An extract from a plant used in traditional Chinese medicine may help protect the genes of immune system cells and, as a result, enhance their ability to fight HIV, according to a new study announced by the University of California Los Angeles (UCLA) and published in The Journal of Immunology.

When cells reproduce, their DNA gets capped at the ends by long repeated strands of genes called telomeres. Telomeres protect the genes, much like the plastic tips on the ends of shoelaces. Unfortunately, telomeres get shorter every time a cell reproduces, which ultimately causes the cells to become “exhausted” and to stop functioning properly. This occurs naturally as a person ages, but more rapidly in the HIV-fighting CD4 and CD8 cells of people with HIV.

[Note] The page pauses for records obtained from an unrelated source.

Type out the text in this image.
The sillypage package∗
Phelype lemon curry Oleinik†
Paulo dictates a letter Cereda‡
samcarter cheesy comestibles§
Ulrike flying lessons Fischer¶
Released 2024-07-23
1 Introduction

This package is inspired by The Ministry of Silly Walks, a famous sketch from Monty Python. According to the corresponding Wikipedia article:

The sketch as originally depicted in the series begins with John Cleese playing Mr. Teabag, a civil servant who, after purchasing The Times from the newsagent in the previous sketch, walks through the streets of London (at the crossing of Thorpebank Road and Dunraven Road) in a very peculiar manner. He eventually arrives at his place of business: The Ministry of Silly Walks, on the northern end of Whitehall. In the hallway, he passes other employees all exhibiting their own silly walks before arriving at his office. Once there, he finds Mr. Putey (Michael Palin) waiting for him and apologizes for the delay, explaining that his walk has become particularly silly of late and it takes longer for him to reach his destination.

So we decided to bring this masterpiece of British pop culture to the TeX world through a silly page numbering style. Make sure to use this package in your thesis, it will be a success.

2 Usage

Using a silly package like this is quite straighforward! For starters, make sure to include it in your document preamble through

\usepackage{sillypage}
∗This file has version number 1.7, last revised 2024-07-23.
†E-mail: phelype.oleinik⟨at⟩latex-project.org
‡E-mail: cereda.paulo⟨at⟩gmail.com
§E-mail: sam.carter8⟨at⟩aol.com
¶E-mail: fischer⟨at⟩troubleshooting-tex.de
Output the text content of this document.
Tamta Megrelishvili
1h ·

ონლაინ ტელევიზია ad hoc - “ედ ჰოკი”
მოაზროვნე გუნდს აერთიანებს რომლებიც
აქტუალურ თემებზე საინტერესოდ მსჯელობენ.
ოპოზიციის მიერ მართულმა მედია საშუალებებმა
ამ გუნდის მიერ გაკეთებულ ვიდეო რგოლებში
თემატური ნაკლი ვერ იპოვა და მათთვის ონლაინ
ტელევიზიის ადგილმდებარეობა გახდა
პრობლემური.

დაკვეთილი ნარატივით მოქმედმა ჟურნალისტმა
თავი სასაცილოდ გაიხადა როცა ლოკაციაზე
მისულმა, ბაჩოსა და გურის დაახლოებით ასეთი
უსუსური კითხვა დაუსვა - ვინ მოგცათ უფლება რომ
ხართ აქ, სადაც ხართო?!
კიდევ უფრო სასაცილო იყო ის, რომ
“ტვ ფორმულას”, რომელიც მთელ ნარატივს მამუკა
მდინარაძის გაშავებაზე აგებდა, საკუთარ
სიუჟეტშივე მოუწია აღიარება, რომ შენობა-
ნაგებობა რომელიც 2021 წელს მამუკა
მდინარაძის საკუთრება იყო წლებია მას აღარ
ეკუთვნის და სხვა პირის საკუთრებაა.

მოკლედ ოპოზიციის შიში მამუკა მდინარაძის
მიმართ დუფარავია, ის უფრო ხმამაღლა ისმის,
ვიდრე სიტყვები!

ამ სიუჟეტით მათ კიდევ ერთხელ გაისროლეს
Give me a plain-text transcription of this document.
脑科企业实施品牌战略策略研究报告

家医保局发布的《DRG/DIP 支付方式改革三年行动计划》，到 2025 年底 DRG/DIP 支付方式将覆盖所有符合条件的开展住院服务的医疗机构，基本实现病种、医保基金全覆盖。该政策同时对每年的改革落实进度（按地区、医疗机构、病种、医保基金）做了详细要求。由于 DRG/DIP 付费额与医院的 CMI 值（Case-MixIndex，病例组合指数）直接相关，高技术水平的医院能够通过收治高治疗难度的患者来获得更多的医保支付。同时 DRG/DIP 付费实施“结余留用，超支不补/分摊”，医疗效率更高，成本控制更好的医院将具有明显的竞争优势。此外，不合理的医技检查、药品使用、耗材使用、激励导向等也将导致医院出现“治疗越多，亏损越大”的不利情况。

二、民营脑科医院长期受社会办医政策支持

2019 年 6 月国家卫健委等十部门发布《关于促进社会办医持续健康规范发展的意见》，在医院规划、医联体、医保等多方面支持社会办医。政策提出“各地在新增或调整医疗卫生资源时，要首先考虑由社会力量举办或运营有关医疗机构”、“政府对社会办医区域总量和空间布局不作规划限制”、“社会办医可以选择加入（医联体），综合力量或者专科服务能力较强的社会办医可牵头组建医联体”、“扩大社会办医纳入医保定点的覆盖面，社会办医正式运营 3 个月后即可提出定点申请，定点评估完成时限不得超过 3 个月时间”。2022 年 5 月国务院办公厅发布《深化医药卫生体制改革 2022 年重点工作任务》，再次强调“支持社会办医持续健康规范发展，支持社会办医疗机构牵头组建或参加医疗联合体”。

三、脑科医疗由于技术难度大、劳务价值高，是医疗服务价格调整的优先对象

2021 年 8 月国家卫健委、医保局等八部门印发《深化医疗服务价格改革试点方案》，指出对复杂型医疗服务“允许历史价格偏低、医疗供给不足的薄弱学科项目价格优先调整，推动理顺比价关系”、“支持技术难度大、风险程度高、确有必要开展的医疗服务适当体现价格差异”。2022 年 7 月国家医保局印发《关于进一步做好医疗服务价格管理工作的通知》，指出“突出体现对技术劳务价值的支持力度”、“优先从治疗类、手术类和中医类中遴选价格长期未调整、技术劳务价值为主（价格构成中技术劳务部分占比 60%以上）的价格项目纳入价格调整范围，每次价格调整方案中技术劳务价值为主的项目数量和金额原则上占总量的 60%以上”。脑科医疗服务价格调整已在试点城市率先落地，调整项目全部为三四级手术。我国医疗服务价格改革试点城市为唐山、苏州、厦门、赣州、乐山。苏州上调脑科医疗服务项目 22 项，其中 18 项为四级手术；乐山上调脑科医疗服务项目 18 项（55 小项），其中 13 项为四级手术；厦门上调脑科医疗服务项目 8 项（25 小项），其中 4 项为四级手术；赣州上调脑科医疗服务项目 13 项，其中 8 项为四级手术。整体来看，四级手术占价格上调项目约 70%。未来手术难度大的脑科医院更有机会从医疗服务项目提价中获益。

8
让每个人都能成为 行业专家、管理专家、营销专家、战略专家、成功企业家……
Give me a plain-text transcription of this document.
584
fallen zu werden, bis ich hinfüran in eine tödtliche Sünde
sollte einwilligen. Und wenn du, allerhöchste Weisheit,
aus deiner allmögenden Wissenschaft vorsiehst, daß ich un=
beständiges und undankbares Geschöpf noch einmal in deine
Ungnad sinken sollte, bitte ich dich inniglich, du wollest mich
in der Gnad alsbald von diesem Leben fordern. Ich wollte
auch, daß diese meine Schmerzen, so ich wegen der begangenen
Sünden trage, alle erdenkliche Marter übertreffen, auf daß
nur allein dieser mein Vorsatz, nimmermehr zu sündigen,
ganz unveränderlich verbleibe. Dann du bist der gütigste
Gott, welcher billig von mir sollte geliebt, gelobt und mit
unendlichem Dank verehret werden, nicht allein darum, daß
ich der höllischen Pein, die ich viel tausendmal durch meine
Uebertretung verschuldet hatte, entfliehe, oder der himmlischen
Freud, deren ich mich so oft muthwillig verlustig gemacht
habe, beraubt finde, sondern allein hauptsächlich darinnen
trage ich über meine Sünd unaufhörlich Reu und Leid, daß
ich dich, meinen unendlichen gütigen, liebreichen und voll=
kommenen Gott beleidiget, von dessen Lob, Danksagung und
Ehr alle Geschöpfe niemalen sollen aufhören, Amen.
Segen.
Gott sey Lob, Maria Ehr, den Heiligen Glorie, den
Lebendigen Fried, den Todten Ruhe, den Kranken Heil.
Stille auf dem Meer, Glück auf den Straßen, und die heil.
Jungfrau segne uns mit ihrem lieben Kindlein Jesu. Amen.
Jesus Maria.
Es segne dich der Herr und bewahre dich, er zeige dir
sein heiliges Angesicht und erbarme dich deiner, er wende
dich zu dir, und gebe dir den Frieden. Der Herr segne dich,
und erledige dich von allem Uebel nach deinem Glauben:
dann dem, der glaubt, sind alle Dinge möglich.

One of the lead researchers in telomeres and HIV, Rita Effros, PhD, and her colleague Steven Russell Fauce, PhD, of the department of pathology at UCLA, had experimented with gene therapy as a way to keep telomeres from shortening. But ultimately the researchers turned to what could potentially be a much less expensive method: an extract from the medicinal plant astragalus.

According to Effros and Fauce, the extract, TAT2, keeps an enzyme called telomerase turned on. CD4s and CD8s can naturally produce telomerase, which helps keep telomeres from shortening, but only for so long. After a cell has divided too many times, the telomerase gene turns off.

In test tube experiments, Effros and Fauce exposed CD4 and CD8 cells collected from HIV-positive patients to TAT2. Not only did the substance slow the shortening of the cells’ telomeres, but it also increased the cells’ production of proteins known to inhibit HIV replication.

While studies of TAT2 have not yet been conducted in people, the authors believe the strategy “could be useful in treating HIV disease, as well as immunodeficiency and increased susceptibility to other viral infections associated with chronic diseases or aging.”